Ford looked at him. “I don’t know if it was VerMeer.”
“What happened?”
“Neuss’s wife said she had no idea who it could have been or if it might have had to do with what happened before. Her feeling was that it was just a robbery gone bad. All London Metro had was the transcript of the conversation they’d had with Neuss last year, and the same story he told all along, and that his wife corroborated—that he had gone to London on business and that he had no idea who Raymond was or why he’d been in his shop or his apartment and that the only way his name was in the phone book of the brothers Raymond killed in Chicago was because they were tailors he used one time when he was there and had them bill his store in Beverly Hills.”
“Those guys were Russian. Anybody get hold of the Russian investigators who came to L.A. after Raymond died? With Neuss murdered they might have some new take on the whole thing.”

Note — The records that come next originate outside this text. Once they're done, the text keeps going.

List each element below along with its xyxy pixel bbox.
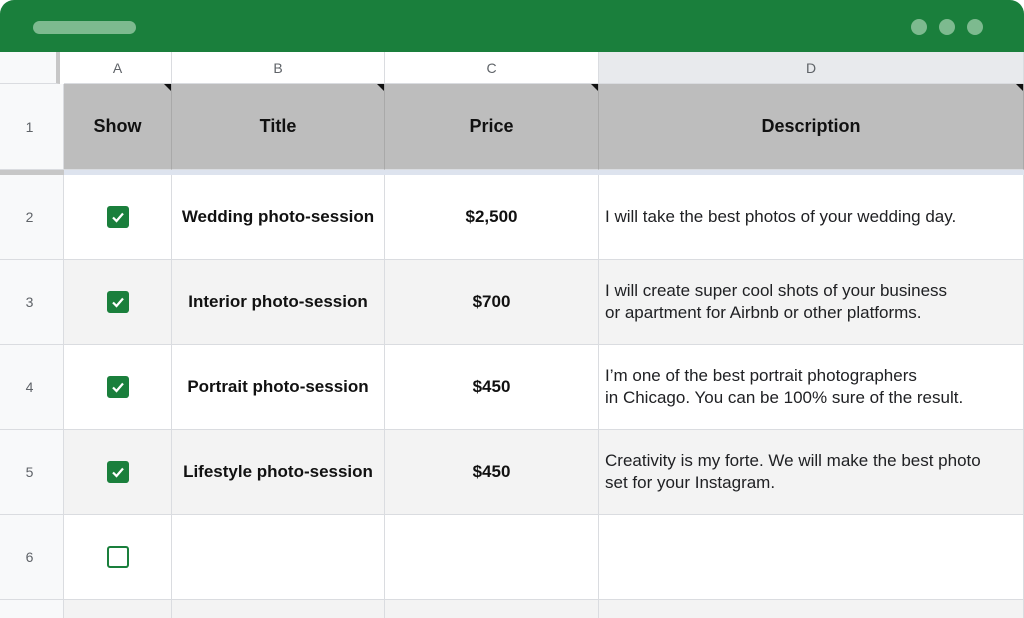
select-all-corner[interactable]	[0, 52, 60, 84]
window-dot-1[interactable]	[911, 19, 927, 35]
filter-marker-icon[interactable]	[591, 84, 598, 91]
show-checkbox[interactable]	[106, 546, 129, 568]
cell-a3[interactable]	[64, 260, 172, 345]
checkmark-icon	[111, 297, 124, 308]
show-checkbox[interactable]	[106, 376, 129, 398]
row-header-5[interactable]: 5	[0, 430, 64, 515]
checkmark-icon	[111, 212, 124, 223]
row-header-3[interactable]: 3	[0, 260, 64, 345]
cell-a2[interactable]	[64, 175, 172, 260]
row-header-4[interactable]: 4	[0, 345, 64, 430]
cell-d6[interactable]	[599, 515, 1024, 600]
cell-b5[interactable]: Lifestyle photo-session	[172, 430, 385, 515]
checkmark-icon	[111, 382, 124, 393]
column-header-c[interactable]: C	[385, 52, 599, 84]
cell-c6[interactable]	[385, 515, 599, 600]
column-header-a[interactable]: A	[64, 52, 172, 84]
cell-b3[interactable]: Interior photo-session	[172, 260, 385, 345]
show-checkbox[interactable]	[106, 206, 129, 228]
header-price: Price	[469, 116, 514, 136]
header-title: Title	[259, 116, 297, 136]
cell-a7[interactable]	[64, 600, 172, 618]
cell-b2[interactable]: Wedding photo-session	[172, 175, 385, 260]
cell-a6[interactable]	[64, 515, 172, 600]
cell-d5[interactable]: Creativity is my forte. We will make the…	[599, 430, 1024, 515]
description-line: Creativity is my forte. We will make the…	[605, 451, 981, 470]
cell-b1[interactable]: Title	[172, 84, 385, 170]
cell-c4[interactable]: $450	[385, 345, 599, 430]
cell-b7[interactable]	[172, 600, 385, 618]
cell-b4[interactable]: Portrait photo-session	[172, 345, 385, 430]
header-show: Show	[93, 116, 142, 136]
filter-marker-icon[interactable]	[1016, 84, 1023, 91]
checkmark-icon	[111, 467, 124, 478]
cell-a4[interactable]	[64, 345, 172, 430]
show-checkbox[interactable]	[106, 291, 129, 313]
cell-c2[interactable]: $2,500	[385, 175, 599, 260]
cell-a1[interactable]: Show	[64, 84, 172, 170]
sheet-grid: A B C D 1 Show Title Price Description 2…	[0, 52, 1024, 618]
row-header-1[interactable]: 1	[0, 84, 64, 170]
cell-d3[interactable]: I will create super cool shots of your b…	[599, 260, 1024, 345]
title-bar	[0, 0, 1024, 52]
cell-c7[interactable]	[385, 600, 599, 618]
cell-b6[interactable]	[172, 515, 385, 600]
window-dot-2[interactable]	[939, 19, 955, 35]
show-checkbox[interactable]	[106, 461, 129, 483]
description-line: set for your Instagram.	[605, 473, 776, 492]
cell-a5[interactable]	[64, 430, 172, 515]
cell-c5[interactable]: $450	[385, 430, 599, 515]
header-description: Description	[761, 116, 861, 136]
row-header-7[interactable]	[0, 600, 64, 618]
spreadsheet-window: A B C D 1 Show Title Price Description 2…	[0, 0, 1024, 618]
cell-d7[interactable]	[599, 600, 1024, 618]
filter-marker-icon[interactable]	[164, 84, 171, 91]
description-line: or apartment for Airbnb or other platfor…	[605, 303, 922, 322]
description-line: I will create super cool shots of your b…	[605, 281, 948, 300]
cell-d4[interactable]: I’m one of the best portrait photographe…	[599, 345, 1024, 430]
window-dot-3[interactable]	[967, 19, 983, 35]
column-header-d[interactable]: D	[599, 52, 1024, 84]
cell-c1[interactable]: Price	[385, 84, 599, 170]
description-line: in Chicago. You can be 100% sure of the …	[605, 388, 964, 407]
description-line: I will take the best photos of your wedd…	[605, 207, 957, 226]
row-header-2[interactable]: 2	[0, 175, 64, 260]
column-header-b[interactable]: B	[172, 52, 385, 84]
description-line: I’m one of the best portrait photographe…	[605, 366, 917, 385]
row-header-6[interactable]: 6	[0, 515, 64, 600]
cell-d2[interactable]: I will take the best photos of your wedd…	[599, 175, 1024, 260]
cell-c3[interactable]: $700	[385, 260, 599, 345]
cell-d1[interactable]: Description	[599, 84, 1024, 170]
title-placeholder	[33, 21, 136, 34]
filter-marker-icon[interactable]	[377, 84, 384, 91]
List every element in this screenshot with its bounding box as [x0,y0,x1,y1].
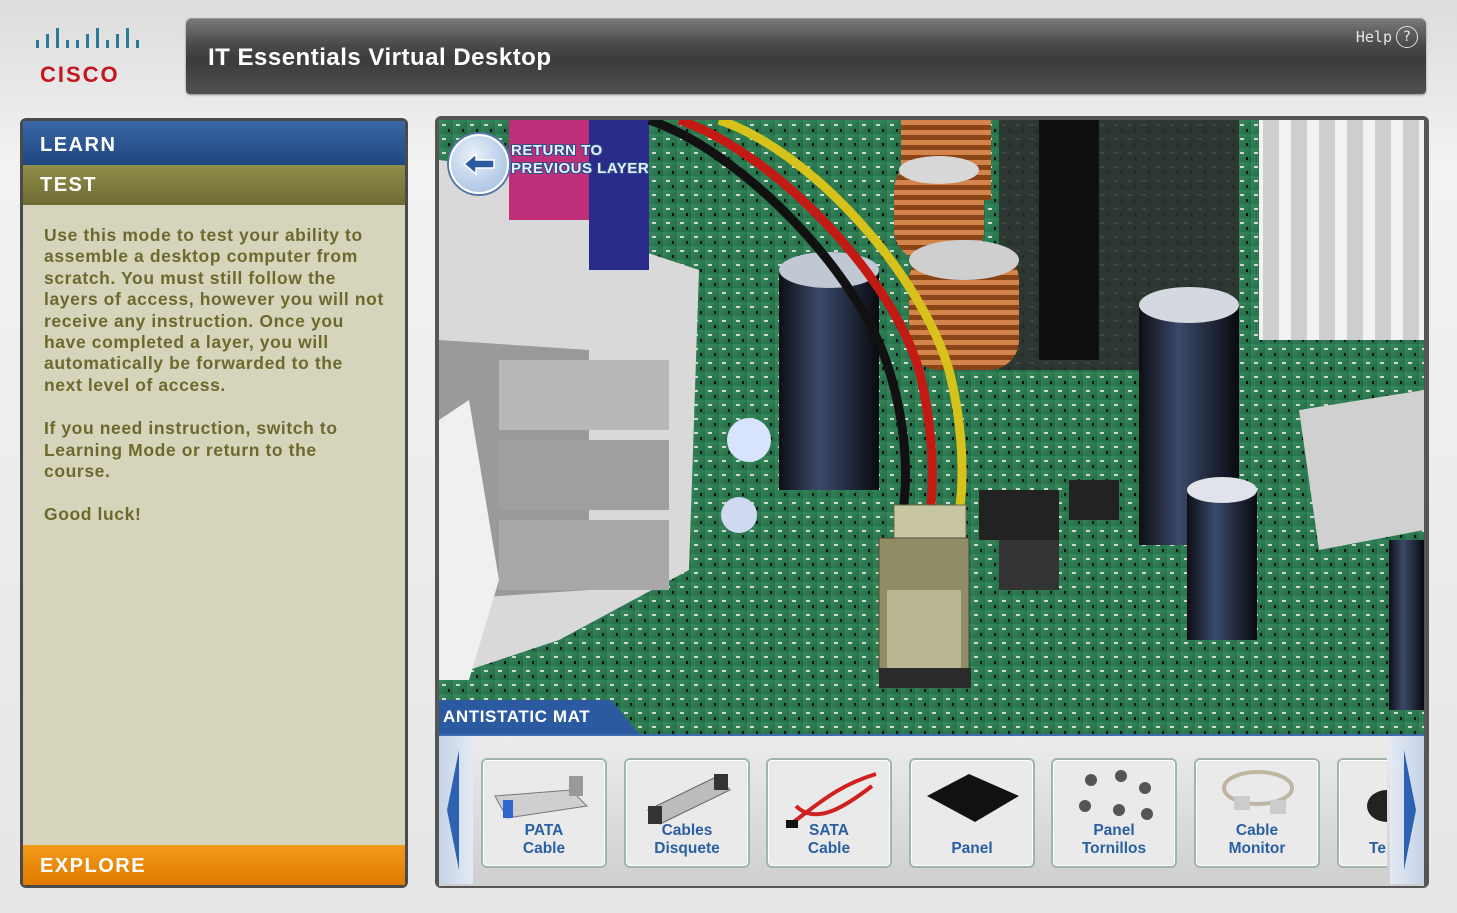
tray-item-label: Cable Monitor [1228,822,1286,857]
tray-item-label: PATA Cable [522,822,566,857]
tray-item-label: Cables Disquete [654,822,720,857]
help-label: Help [1355,28,1392,46]
tray-item-label: SATA Cable [807,822,851,857]
tray-item-label: Te [1369,840,1386,857]
tray-items: PATA Cable Cables Disquete SATA Cable Pa… [481,758,1387,868]
tray-item-label: Panel [951,840,993,857]
tray-scroll-right[interactable] [1390,736,1424,884]
help-button[interactable]: Help ? [1356,26,1418,48]
tray-item-keyboard[interactable]: Te [1337,758,1387,868]
mode-panel: LEARN TEST Use this mode to test your ab… [20,118,408,888]
description-paragraph: Use this mode to test your ability to as… [44,225,384,395]
chevron-left-icon [447,750,459,870]
back-arrow-icon [462,152,495,176]
test-mode-description: Use this mode to test your ability to as… [23,205,405,845]
tray-item-monitor-cable[interactable]: Cable Monitor [1194,758,1320,868]
app-title: IT Essentials Virtual Desktop [208,44,552,71]
tray-item-pata-cable[interactable]: PATA Cable [481,758,607,868]
help-icon: ? [1396,26,1418,48]
tray-scroll-left[interactable] [439,736,473,884]
tab-test[interactable]: TEST [23,165,405,205]
app-header: IT Essentials Virtual Desktop Help ? [186,18,1426,94]
cisco-bars-icon [36,28,139,48]
motherboard-scene[interactable]: RETURN TO PREVIOUS LAYER [439,120,1424,734]
tab-explore[interactable]: EXPLORE [23,845,405,885]
tray-item-label: Panel Tornillos [1081,822,1147,857]
tray-item-panel[interactable]: Panel [909,758,1035,868]
component-tray: PATA Cable Cables Disquete SATA Cable Pa… [439,734,1424,886]
keyboard-icon [1367,790,1387,822]
cisco-logo: CISCO [30,26,150,87]
tray-item-panel-screws[interactable]: Panel Tornillos [1051,758,1177,868]
return-label-line2: PREVIOUS LAYER [511,160,650,177]
return-button[interactable] [449,134,509,194]
tray-item-sata-cable[interactable]: SATA Cable [766,758,892,868]
description-paragraph: Good luck! [44,504,142,525]
cisco-wordmark: CISCO [40,62,120,87]
motherboard-image [439,120,1424,734]
scene-viewport: RETURN TO PREVIOUS LAYER ANTISTATIC MAT … [435,116,1429,888]
return-to-previous-layer-link[interactable]: RETURN TO PREVIOUS LAYER [511,142,671,178]
return-label-line1: RETURN TO [511,142,603,159]
tab-learn[interactable]: LEARN [23,121,405,165]
description-paragraph: If you need instruction, switch to Learn… [44,418,338,482]
chevron-right-icon [1404,750,1416,870]
tray-item-floppy-cable[interactable]: Cables Disquete [624,758,750,868]
location-label: ANTISTATIC MAT [439,700,639,734]
panel-icon [927,774,1019,822]
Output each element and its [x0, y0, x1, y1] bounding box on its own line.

“I don’t know. If they have, neither Lenard nor his men have said anything about it.”
Dan Ford slowed the Citroën as they crossed the Porte de la Chappelle interchange and came into the north of Paris. “You want to go to the park, see where they found Neuss’s body?”
“Yes,” Marten said.
“What do you think you’re going to find that the Paris police haven’t?”
“I don’t know, except the Paris police weren’t at MacArthur Park when we found Josef Speer.”
“That’s just the point.” Ford turned to look at Marten directly. “I called you about Neuss because I knew once you learned who it was and how he’d been found, you’d come running anyway.” Abruptly Ford downshifted, turned right, and accelerated once more.